We have shown that the 0.75 signature is not a necessary condition for Bayesian confidence, but is it a sufficient condition? It is possible to show that a signature is a sufficient condition if it is not possible to observe it under any other model. However, one could put forward a trivial model that always produces exactly midrange confidence on each trial, regardless of the measurement. Therefore, the 0.75 signature is not a sufficient condition.

## 4 Divergence signature #1: As stimulus magnitude increases, mean confidence increases on correct trials but decreases on incorrect trials

Hangya et al.^{14} propose the following pattern as a signature of Bayesian confidence: On correctly categorized trials, mean confidence is an increasing function of stimulus magnitude (here, |*s*|), but on incorrect trials, it is a decreasing function (Figure 3a). We refer to this pattern as the divergence signature.^{III} The signature is present in Bayesian confidence when category-conditioned stimulus distributions are uniform, in both high- and low-noise regimes (Figure 3a,b). The intuition for why this pattern may occur is as follows. On correct trials, as stimulus magnitude increases, the mean magnitude of the measurement *x* increases. Because measurement magnitude is monotonically related to Bayesian confidence, this increases mean confidence. However, on incorrect trials (in which *x* and *s* have opposite signs), the mean magnitude of the measurement decreases (Figure 5a), which in turn decreases mean confidence (Figure 5b,c).

The divergence signature has been observed in some behavioral experiments^{18,21,22,37}. However, we demonstrate that, as with the 0.75 signature the divergence signature is not always expected under a normative Bayesian model.^{IV} Therefore, the appearance of the signature in these papers should not be taken to mean that it should be generally expected.

### 4.1 Divergence signature #1 is not a necessary condition for Bayesian confidence

To determine the conditions under which the divergence signature is expected under the Bayesian model, we used Monte Carlo simulation with the following procedure. We generated stimuli *s*, drawn with equal probability from stimulus distributions *p*(*s* | *C* = −1) and *p*(*s* | *C* = 1). We generated noisy measurements *x* from these stimuli, using measurement noise levels *σ*. We generated observer choices from these measurements, using the optimal decision rule , and we computed Bayesian confidence for every trial.

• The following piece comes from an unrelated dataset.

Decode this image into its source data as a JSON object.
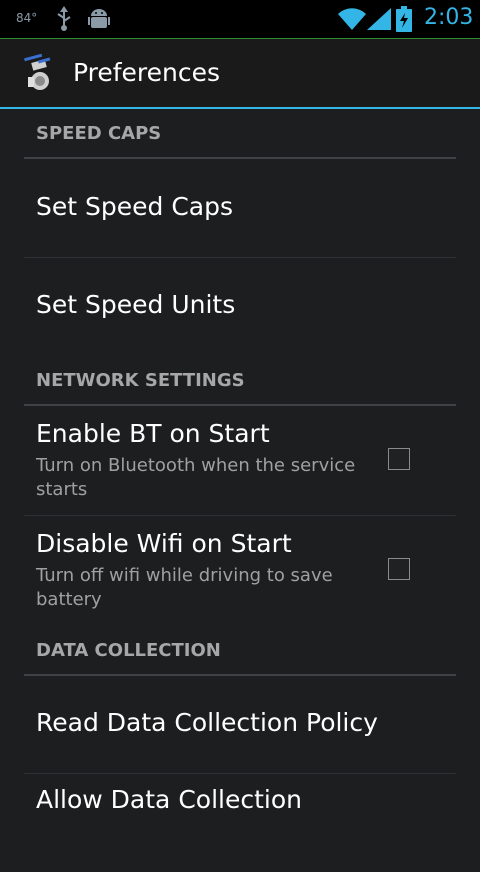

When stimulus distributions are Gaussian and measurement noise is low relative to stimulus distribution width, the divergence signature is not expected (Figure 3c,d). To understand why this is, imagine an optimal observer with zero measurement noise. In tasks with overlapping categories, even this observer cannot achieve perfect performance; for a given category with a positive mean, there are stimuli that have a negative value, resulting in an incorrect choice. For such stimuli, confidence *increases* with stimulus magnitude. At relatively low noise levels, these stimuli represent the majority of all incorrect trials for the category (Figure 3e). This effect causes the divergence signature to disappear when averaging over trials drawn from both categories. Because of this, the divergence signature is not a necessary condition for Bayesian confidence. Note that an experimenter could avoid this issue by plotting confidence as a function of signed stimulus value *s* and by not averaging over both categories, which would produce plots such as Figure 3e.

#### 4.1.1 Relevant assumption in Hangya et al

We have shown that the applicability of the divergence signature may be limited to particular cases. By contrast, the proof in Hangya et al. suggests that it is quite general. We can resolve this paradox by making explicit the assumptions hidden in the proof. They assume that, “for incorrect choices…with increasing evidence discriminability, the relative frequency of low-confidence percepts increases while the relative frequency of high-confidence percepts decreases” (p. 1847).^{V} This assumption is violated in the case of overlapping Gaussian stimulus distributions: for some incorrect choices (branch 4 of Figure 3e), as *s* becomes more discriminable (i.e., very negative), the frequency of *high*-confidence reports increases. At low levels of measurement noise, this causes the divergence signature to disappear.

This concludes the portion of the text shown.